I have a file, like so,
ID,CLASS_ID,COURSE_FEE,COURSE_ID
1,9XG,500,3
2,07CWG,1000,6
3,9XG,150,6
4,07CWG,1500,6
5,016IRE,80,9
6,9XG,100,10
7,07CWG,500,6
I would like to get those CLASS_IDs
that is having the greater COURSE_ID
with respect to its COURSE_FEE
. Also if a CLASS_ID
is having same COURSE_ID
, then the total sum of the corresponding COURSE_FEE
s needs to be fetched.
So the expected output would be something like so,
ID,CLASS_ID,COURSE_ID,COURSE_FEE
6,9XG,10,100
5,016IRE,9,80
2,07CWG,6,3000
This is the script I created for this:
import pandas as pandas
df = pandas.read_csv('Inpt.txt', dtype={'CLASS_ID': str})

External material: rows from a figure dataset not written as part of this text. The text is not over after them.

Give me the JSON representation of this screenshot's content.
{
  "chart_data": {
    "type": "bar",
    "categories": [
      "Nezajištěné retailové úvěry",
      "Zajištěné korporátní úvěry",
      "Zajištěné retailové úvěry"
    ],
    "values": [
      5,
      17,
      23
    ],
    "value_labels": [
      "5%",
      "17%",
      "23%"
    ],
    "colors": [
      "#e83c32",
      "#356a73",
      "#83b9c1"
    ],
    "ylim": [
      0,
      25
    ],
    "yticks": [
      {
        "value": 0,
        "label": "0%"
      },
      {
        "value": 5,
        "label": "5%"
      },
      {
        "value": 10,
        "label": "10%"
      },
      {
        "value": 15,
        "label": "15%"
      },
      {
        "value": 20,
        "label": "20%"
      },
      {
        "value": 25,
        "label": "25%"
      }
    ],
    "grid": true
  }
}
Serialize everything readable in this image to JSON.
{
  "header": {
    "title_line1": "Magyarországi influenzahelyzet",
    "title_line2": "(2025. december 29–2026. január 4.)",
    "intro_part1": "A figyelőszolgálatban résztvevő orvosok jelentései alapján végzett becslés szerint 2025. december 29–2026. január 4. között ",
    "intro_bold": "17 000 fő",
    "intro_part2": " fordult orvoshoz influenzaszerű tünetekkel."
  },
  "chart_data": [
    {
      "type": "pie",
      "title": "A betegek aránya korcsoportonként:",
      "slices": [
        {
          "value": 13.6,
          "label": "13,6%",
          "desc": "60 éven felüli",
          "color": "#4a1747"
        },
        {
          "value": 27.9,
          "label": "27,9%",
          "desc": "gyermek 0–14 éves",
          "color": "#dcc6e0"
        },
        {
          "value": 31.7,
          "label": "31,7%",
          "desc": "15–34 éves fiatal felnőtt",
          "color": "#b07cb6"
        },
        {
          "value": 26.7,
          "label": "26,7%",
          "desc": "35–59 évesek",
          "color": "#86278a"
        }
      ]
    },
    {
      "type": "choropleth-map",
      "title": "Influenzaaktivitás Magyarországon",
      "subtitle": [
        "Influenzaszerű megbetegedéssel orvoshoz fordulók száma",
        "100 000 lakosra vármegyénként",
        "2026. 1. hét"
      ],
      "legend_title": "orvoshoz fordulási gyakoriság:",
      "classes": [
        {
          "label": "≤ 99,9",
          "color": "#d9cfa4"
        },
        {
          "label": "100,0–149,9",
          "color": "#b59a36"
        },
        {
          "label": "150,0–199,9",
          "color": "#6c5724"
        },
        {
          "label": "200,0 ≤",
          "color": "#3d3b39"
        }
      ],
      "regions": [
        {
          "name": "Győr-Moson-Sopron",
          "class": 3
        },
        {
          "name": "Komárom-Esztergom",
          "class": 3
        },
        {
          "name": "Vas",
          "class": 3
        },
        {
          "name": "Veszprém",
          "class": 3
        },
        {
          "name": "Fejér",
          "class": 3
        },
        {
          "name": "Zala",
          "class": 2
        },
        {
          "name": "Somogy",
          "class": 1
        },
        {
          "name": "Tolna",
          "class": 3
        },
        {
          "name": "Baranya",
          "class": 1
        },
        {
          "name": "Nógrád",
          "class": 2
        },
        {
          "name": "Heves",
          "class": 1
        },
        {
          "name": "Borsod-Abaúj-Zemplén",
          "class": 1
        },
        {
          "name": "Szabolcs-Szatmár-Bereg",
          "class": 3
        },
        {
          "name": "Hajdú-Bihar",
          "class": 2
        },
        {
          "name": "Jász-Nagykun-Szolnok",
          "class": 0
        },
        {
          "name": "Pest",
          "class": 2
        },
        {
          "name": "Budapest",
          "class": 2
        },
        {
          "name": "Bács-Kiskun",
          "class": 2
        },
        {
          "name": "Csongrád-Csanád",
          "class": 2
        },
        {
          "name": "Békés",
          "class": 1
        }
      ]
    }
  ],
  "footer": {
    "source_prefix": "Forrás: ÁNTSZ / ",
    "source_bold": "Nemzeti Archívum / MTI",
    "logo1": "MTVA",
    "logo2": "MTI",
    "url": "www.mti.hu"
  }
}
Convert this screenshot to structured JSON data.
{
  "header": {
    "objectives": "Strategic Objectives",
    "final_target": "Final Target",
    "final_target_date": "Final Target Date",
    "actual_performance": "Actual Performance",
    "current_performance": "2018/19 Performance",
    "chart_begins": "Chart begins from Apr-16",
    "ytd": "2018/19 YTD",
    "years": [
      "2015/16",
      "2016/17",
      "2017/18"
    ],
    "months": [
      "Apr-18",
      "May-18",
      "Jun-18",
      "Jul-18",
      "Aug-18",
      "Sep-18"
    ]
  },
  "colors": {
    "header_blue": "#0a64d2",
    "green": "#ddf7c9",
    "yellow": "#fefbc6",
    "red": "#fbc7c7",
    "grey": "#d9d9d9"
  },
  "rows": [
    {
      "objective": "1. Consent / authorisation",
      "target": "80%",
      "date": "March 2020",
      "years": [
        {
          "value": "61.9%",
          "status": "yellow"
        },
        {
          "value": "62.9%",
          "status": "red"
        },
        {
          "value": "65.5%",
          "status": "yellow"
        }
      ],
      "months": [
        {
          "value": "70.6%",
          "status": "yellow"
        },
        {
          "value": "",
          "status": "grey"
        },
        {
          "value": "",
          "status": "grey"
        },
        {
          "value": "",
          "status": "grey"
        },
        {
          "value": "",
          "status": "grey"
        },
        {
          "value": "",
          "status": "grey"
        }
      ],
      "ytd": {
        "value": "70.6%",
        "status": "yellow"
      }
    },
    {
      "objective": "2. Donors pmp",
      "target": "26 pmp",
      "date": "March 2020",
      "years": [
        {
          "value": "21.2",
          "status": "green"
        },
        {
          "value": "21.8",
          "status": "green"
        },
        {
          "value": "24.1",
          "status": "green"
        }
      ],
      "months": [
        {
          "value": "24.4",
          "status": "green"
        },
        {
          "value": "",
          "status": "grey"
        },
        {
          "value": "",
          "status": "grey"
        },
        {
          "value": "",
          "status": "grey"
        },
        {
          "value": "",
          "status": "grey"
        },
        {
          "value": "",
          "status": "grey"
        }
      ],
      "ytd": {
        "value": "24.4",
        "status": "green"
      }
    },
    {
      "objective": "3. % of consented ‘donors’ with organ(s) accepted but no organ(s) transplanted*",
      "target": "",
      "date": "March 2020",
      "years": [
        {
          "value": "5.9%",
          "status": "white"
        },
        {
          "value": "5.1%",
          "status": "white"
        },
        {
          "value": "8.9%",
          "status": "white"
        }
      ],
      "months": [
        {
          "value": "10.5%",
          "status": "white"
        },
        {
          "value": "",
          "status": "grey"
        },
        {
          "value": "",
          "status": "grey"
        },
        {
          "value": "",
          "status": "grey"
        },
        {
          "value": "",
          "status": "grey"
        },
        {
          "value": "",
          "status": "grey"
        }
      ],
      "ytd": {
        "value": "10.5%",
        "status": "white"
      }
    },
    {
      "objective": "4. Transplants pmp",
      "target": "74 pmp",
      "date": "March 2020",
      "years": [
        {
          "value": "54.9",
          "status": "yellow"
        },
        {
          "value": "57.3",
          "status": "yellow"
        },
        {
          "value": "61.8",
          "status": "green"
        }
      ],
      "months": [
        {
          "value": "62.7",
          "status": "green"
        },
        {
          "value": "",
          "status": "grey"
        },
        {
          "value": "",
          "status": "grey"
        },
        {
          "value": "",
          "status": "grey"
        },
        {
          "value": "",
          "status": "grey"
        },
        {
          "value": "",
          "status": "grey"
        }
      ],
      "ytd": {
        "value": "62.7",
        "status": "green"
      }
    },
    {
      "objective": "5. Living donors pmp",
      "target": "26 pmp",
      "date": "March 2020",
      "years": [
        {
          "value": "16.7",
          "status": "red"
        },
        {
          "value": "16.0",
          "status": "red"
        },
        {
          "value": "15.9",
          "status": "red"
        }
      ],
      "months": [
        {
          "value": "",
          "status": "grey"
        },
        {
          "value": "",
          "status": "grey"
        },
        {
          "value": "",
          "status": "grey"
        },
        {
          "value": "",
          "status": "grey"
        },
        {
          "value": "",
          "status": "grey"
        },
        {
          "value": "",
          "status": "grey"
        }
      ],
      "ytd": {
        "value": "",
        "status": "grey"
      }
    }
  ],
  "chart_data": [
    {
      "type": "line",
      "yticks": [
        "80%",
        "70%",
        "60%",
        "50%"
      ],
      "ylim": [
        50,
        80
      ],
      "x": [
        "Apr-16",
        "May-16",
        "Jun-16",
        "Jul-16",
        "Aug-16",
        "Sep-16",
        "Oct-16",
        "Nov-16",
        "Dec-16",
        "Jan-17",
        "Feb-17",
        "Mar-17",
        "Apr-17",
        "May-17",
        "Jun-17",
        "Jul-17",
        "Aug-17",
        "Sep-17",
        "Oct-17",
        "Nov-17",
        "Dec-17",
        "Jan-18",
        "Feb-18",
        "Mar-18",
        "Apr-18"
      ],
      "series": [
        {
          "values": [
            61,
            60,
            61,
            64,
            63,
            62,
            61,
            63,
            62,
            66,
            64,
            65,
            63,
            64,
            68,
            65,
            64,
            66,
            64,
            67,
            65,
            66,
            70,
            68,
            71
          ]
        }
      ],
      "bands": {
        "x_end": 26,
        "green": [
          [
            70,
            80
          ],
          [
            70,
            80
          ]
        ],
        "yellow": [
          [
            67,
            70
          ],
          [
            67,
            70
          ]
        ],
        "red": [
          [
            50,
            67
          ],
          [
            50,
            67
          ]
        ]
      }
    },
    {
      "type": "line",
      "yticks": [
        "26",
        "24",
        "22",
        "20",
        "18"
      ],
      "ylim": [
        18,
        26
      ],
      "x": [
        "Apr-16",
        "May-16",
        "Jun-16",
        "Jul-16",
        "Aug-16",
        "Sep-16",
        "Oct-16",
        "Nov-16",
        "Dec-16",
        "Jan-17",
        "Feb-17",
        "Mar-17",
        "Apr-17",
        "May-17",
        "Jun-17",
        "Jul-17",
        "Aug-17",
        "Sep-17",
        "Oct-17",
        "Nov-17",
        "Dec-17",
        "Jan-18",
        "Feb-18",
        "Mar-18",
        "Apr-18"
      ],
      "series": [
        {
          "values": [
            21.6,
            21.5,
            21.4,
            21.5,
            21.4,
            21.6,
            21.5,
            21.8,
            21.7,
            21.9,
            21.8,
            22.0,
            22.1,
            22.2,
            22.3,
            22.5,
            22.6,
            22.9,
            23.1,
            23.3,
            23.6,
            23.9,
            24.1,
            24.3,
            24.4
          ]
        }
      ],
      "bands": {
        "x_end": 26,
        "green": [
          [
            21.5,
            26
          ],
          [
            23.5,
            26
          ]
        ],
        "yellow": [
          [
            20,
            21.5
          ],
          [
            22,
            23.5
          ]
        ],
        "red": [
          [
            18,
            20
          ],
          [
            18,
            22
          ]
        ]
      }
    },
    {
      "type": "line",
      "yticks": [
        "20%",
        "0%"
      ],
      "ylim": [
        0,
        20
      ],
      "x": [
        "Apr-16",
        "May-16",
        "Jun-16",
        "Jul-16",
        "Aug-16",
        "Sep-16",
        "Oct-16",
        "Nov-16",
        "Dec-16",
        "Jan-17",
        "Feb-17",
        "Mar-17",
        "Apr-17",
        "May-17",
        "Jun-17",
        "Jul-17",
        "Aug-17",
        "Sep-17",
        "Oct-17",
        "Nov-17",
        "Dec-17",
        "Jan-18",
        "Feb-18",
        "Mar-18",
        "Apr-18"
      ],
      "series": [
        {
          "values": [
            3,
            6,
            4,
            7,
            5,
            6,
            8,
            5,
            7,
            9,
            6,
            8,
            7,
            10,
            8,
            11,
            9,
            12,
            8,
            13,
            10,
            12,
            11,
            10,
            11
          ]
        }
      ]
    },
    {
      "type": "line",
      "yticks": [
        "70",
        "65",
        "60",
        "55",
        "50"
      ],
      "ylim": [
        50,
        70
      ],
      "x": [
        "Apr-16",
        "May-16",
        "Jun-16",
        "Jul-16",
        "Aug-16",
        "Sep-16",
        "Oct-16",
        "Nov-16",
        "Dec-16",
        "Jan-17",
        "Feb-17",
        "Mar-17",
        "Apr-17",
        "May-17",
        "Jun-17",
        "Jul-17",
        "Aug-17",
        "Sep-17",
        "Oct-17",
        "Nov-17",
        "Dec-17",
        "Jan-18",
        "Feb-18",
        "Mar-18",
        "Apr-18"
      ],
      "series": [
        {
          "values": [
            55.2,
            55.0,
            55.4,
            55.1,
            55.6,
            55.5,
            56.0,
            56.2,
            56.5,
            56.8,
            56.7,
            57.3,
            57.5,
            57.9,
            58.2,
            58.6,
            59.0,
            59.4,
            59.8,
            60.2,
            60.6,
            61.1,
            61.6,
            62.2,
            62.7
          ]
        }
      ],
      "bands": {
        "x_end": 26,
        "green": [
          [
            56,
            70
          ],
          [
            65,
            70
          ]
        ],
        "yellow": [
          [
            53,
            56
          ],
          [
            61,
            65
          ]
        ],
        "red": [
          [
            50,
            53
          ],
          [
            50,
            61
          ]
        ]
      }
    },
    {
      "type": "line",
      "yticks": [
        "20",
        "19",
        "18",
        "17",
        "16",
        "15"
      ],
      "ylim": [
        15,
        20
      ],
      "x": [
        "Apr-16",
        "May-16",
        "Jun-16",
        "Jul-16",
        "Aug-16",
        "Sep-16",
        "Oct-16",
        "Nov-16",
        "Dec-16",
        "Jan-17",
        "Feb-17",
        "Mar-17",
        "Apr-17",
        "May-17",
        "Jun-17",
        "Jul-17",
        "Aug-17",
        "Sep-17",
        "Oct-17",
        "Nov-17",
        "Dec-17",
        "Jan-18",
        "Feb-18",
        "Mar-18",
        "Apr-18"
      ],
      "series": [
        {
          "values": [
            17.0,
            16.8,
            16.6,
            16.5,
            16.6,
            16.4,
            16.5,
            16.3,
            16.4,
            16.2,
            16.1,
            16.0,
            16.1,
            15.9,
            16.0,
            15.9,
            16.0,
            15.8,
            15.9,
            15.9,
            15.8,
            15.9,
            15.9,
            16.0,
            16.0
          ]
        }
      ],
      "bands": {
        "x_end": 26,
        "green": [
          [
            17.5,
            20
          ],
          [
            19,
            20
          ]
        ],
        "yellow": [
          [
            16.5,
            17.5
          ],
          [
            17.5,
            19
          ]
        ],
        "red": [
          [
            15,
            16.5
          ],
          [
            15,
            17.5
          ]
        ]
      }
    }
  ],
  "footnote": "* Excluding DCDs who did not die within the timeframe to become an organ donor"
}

df['COURSE_ID_AGG'] = df.groupby(['CLASS_ID', 'COURSE_ID'])['CLASS_ID'].transform(pandas.Series.value_counts)
df['SUM'] = df.groupby(['CLASS_ID', 'COURSE_ID'])['COURSE_FEE'].transform('sum')
df = df.drop_duplicates(subset=['CLASS_ID', 'COURSE_ID'])
df = df.sort_values(by=['CLASS_ID', 'COURSE_ID', 'SUM'], ascending=[0, 0, 0])
df.drop(['COURSE_FEE', 'COURSE_ID_AGG'], axis=1, inplace=True)
df = df.rename(columns={'SUM': 'COURSE_FEE'})
df = df.groupby('CLASS_ID', as_index=False).nth(0)
df.to_csv('Op.txt', index=False)
The script is giving me expected output but for small inputs.
My input file actually contains 200 Million records and because of that my script throws an OUT OF MEMORY EXCEPTION
.
Could any of you python veterans help a newbie in suggesting a way to handle such a large input on this script? Thanks in advance.